Band from Cambridgeshire, England

Linda's Nephew is a band from Cambridgeshire, England. The band consists of Jaime Randall (vocals and guitars), James Cuthbert (vocals and keyboards) and Tom Wilkes (drums).

==Biography==
Originally a 4-piece cover band, Linda's Nephew was formed after Randall, Cuthbert, and previous members Matthew Bunnage and Tom Allerton met in a music lesson at St. Peter's Secondary School, Huntingdon.

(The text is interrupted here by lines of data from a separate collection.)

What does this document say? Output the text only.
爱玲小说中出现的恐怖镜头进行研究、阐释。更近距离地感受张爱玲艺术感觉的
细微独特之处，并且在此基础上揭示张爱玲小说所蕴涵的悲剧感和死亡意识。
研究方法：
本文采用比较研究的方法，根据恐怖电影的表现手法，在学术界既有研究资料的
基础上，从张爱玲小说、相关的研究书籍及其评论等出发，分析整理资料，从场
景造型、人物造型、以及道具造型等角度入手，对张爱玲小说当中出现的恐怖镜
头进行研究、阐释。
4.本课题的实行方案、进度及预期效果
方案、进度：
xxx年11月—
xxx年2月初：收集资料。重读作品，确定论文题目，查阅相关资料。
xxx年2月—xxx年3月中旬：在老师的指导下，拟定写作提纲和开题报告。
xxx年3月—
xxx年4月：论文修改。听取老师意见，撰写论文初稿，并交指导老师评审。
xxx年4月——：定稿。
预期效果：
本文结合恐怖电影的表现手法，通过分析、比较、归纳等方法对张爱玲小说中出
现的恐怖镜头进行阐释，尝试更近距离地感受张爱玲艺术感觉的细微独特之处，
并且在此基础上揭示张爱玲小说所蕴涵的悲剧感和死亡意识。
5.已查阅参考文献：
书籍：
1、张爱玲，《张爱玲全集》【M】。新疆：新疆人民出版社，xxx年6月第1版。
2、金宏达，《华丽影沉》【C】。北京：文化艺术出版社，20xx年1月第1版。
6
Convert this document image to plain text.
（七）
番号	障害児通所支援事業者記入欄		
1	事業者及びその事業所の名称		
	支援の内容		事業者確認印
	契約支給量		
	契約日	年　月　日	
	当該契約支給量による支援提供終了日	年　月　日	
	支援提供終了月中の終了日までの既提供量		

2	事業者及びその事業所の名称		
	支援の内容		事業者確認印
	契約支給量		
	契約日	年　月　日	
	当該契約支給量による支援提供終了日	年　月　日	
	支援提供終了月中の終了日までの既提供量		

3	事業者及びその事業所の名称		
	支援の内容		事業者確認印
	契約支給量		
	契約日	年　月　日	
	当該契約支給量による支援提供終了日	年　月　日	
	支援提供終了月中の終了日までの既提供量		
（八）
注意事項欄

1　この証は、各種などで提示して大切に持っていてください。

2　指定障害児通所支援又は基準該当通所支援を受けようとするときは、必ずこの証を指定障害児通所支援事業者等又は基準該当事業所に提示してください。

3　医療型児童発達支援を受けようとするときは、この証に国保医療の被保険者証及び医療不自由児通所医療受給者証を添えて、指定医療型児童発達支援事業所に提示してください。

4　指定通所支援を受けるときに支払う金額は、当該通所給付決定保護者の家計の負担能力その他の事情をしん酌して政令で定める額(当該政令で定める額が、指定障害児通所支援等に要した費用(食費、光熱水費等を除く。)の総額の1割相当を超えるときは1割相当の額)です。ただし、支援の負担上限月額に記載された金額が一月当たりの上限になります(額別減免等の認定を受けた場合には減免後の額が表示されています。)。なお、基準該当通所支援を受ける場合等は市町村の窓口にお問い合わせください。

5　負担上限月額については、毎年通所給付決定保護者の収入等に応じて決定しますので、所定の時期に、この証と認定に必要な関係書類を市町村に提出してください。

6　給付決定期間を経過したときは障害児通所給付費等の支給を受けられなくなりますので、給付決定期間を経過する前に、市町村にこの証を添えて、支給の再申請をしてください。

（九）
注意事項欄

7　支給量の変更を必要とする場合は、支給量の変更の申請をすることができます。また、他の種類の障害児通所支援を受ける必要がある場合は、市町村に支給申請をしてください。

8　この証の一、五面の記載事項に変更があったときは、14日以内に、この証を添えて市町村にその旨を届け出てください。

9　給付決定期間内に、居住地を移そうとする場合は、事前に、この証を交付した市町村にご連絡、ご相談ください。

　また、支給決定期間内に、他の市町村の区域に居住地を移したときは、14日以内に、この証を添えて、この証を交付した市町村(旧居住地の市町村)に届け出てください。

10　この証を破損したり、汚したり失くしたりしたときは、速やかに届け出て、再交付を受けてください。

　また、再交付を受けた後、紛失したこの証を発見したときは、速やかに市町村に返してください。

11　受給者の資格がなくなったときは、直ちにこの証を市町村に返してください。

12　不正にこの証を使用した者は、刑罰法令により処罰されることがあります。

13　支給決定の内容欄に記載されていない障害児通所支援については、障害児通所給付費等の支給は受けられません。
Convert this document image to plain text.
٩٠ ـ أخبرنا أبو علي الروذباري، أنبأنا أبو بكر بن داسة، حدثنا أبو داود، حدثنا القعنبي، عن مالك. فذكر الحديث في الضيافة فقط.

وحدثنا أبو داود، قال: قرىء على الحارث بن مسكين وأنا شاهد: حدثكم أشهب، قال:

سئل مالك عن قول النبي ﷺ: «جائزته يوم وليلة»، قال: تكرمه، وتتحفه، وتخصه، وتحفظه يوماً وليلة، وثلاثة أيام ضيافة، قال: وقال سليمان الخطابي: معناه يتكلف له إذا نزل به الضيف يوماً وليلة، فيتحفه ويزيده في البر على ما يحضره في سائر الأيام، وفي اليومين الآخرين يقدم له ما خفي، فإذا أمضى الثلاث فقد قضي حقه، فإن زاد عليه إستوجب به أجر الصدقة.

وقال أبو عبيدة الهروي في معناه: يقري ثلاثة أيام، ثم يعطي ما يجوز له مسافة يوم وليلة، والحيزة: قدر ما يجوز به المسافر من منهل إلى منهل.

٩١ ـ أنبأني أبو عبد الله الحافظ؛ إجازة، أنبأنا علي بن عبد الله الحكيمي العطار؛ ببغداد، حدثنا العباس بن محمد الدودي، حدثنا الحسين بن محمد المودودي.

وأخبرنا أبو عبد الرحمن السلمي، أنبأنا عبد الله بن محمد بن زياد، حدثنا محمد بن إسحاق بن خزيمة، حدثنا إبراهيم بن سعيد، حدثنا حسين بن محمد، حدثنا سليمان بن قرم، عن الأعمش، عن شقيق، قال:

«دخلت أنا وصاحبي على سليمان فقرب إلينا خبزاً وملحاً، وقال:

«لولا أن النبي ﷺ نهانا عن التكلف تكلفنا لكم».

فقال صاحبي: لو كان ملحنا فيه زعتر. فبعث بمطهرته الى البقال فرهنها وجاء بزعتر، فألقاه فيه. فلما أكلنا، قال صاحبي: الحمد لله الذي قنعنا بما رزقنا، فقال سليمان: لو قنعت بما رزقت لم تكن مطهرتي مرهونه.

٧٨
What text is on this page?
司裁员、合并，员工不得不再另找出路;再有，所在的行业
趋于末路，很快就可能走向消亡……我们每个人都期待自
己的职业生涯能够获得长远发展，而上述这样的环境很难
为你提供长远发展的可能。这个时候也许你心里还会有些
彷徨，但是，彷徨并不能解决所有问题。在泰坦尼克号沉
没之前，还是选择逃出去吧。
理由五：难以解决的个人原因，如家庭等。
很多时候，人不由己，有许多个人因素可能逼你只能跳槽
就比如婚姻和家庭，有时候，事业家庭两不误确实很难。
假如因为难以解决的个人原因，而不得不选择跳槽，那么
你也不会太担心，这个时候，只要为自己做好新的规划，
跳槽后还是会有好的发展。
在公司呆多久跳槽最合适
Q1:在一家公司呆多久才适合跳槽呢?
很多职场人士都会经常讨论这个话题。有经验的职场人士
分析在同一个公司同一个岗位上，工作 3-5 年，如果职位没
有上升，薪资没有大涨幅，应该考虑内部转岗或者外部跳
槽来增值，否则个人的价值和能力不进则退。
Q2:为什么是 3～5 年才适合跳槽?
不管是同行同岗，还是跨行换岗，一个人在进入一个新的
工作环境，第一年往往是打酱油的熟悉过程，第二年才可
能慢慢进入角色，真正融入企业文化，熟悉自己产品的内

The band's current incarnation was formed towards the end of 2005.

2006 saw the band being featured in the Radar section of NME and the band's song 'Not Enough Forward Planning' earned the honour of being Steve Lamacq's demo of the week on his 'In New Music We Trust' show on BBC Radio 1

The band toured extensively throughout England in 2007 and 2008, playing house parties and supporting Enter Shikari, The Dykeenies, I Was a Cub Scout, Rolo Tomassi and oddly, From The Jam.

The song 'Michael Barrymore' was played by Kissy Sell Out in the summer of 2008 on his 'In New DJs We Trust' on Radio 1 and the band was named Unsigned Band of the Month for June.

Jaime joined Look See Proof as keyboardist and vocalist in August 2008.

==Discography==
===EP===
Bear - CD

1. Health Challenged, Survival Impaired

2. Goddamnit, Leroy

3. Michael Barrymore Counted To Seven. Then It Ended.